Exhibit A: How I Met Your Mother

This TV comedy, successful in most parts, ran for an astounding 9 seasons. Like most shows, it had its highs and lows, but essentially, it was a creative, entertaining, funny comedy with an original premise: how the main character would meet the mother of their children. So, you would expect that by the end of the run, the main character, Ted, would meet said mother and all's well that ends well, right? not so fast! there were plenty of twists and turns in that series, but you all knew they were 'false' twists, or endings. In one of the major twists of the show, Barney (Neil Patrick Harris) is set to marry....the preparations for their wedding lasts an entire season. At the end of which...they break off and get divorced (in a span of one show), the main character's supposed "mother" caught a terminal illness and died (very cheerful for a comedy), so he, Ted, could end up with...who he wanted to begin with! To wrap up: for nine seasons we had chasing the girl(s) of his dreams, just to meet someone, she dies, he ends up with his first love, Robin. I'm sorry, that's not creative writing - it's lazy writing, and in


"Cheers" is a prime example how to end a comedy series properly, on a high note. "Seinfeld" is another (although bizarrely, but that's Seinfeld). We can go all the way back to the days of "Three's Company" (if you know what that is), to see how to properly end a show. But, to set up a premise, let it run, and run, and run...and then pull it from under the audiences' feet? that's not the right way to do it. "Wiseguy" is an example of a great show that was simply allowed to have its wheels fall without a satisfactory ending.


Exhibit B: Lost

The problem with a show like "Lost" is that, after the initial success, you run out of ideas and twists. Characters "do well" with the audience, so they're kept alive, instead of the original intent. "Prison Break" suffered from a similar fate: started off with a band, then limped to the end . However, anytime you run a show for several seasons, just to end it by revealing that everyone was dead to begin with, is not only a big-time cop-out, its a massive disappointment to those who followed the show for so long. Imagine Sex & The City, for example, ending with Carrie Bradshaw moving to Queens after Mr. Big decides to leave her to become a scuba diving instructor?


Exhibit C: Jurassic World

"Life...finds a way" and, unfortunately, poor concepts find a way to get approved by studios eager to cash in on past success (*cough * Disney * cough*)

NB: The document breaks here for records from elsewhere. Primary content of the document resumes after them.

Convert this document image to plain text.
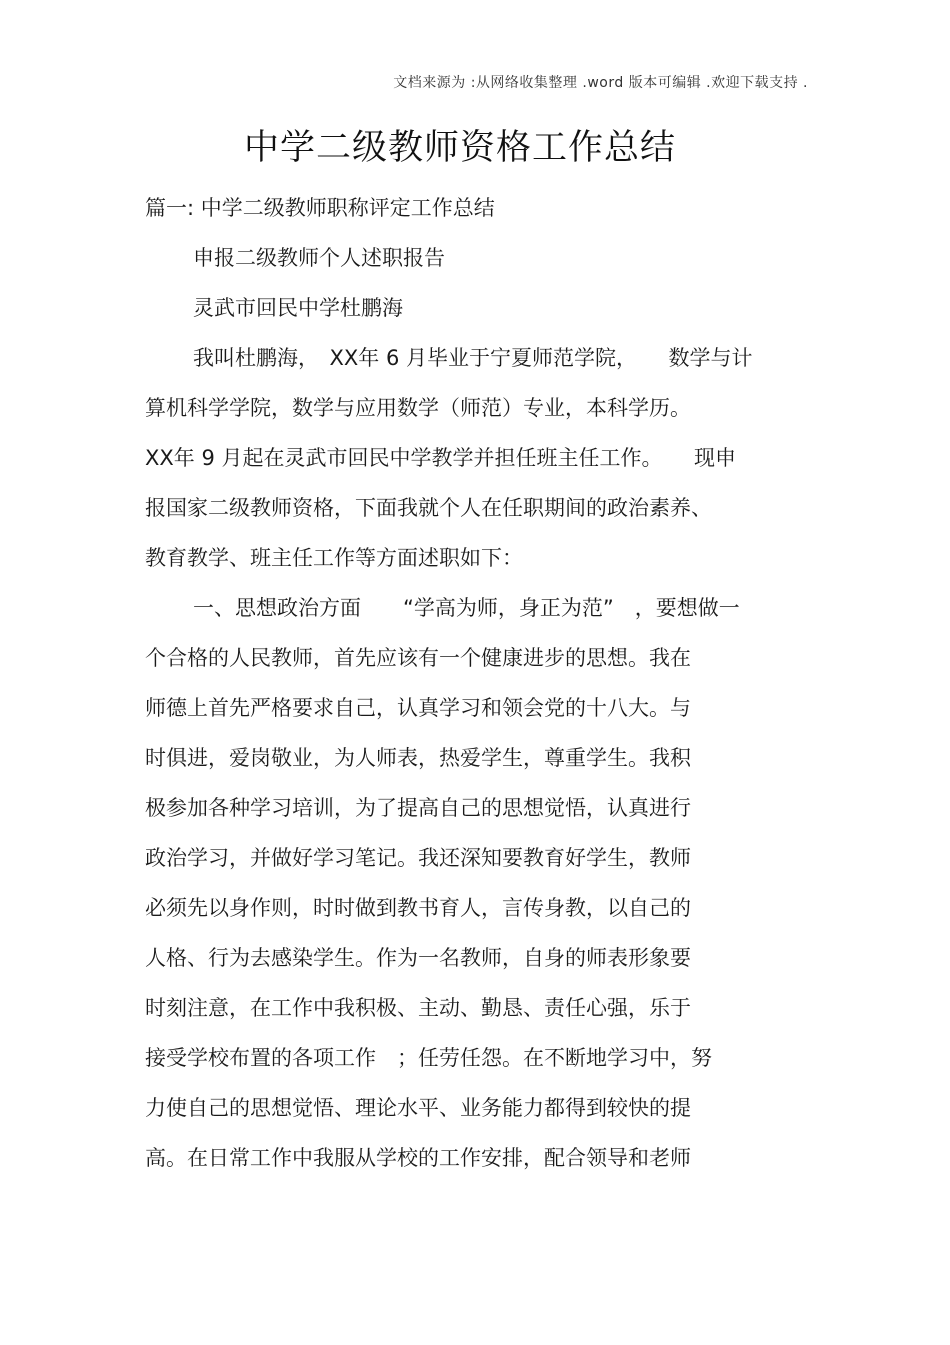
文档来源为 :从网络收集整理 .word 版本可编辑 .欢迎下载支持 .
中学二级教师资格工作总结
篇一: 中学二级教师职称评定工作总结
申报二级教师个人述职报告
灵武市回民中学杜鹏海
我叫杜鹏海，　XX年 6 月毕业于宁夏师范学院，　　数学与计
算机科学学院，数学与应用数学（师范）专业，本科学历。
XX年 9 月起在灵武市回民中学教学并担任班主任工作。　　现申
报国家二级教师资格，下面我就个人在任职期间的政治素养、
教育教学、班主任工作等方面述职如下：
一、思想政治方面　　“学高为师，身正为范”　，要想做一
个合格的人民教师，首先应该有一个健康进步的思想。我在
师德上首先严格要求自己，认真学习和领会党的十八大。与
时俱进，爱岗敬业，为人师表，热爱学生，尊重学生。我积
极参加各种学习培训，为了提高自己的思想觉悟，认真进行
政治学习，并做好学习笔记。我还深知要教育好学生，教师
必须先以身作则，时时做到教书育人，言传身教，以自己的
人格、行为去感染学生。作为一名教师，自身的师表形象要
时刻注意，在工作中我积极、主动、勤恳、责任心强，乐于
接受学校布置的各项工作　；任劳任怨。在不断地学习中，努
力使自己的思想觉悟、理论水平、业务能力都得到较快的提
高。在日常工作中我服从学校的工作安排，配合领导和老师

Jurassic Park had a number of factors contributing to making it an amazing spectacle: fantastic-looking dinosaurs; a fine cast; a witty script (based on the novel by Michael Crichton), the now-legendary music of John Williams, and of course, Steven Spielberg behind the camera.

Now, there is the saying "going to the well once to often." In the case of Jurassic World (and its sequel, Fallen Kingdom) this holds true in a number of ways. There's not even a drop of water left in the well. They bring in a "venerable, wise old man" named Lockwood (James Cromwell) who was supposed to be John Hammond's partner. And something about the two of them doing it "for the animals." Is that the best they could do? Hammond (in the book more so than the movie) was more concerned about profit, and he was not that different than the main villains in this movie.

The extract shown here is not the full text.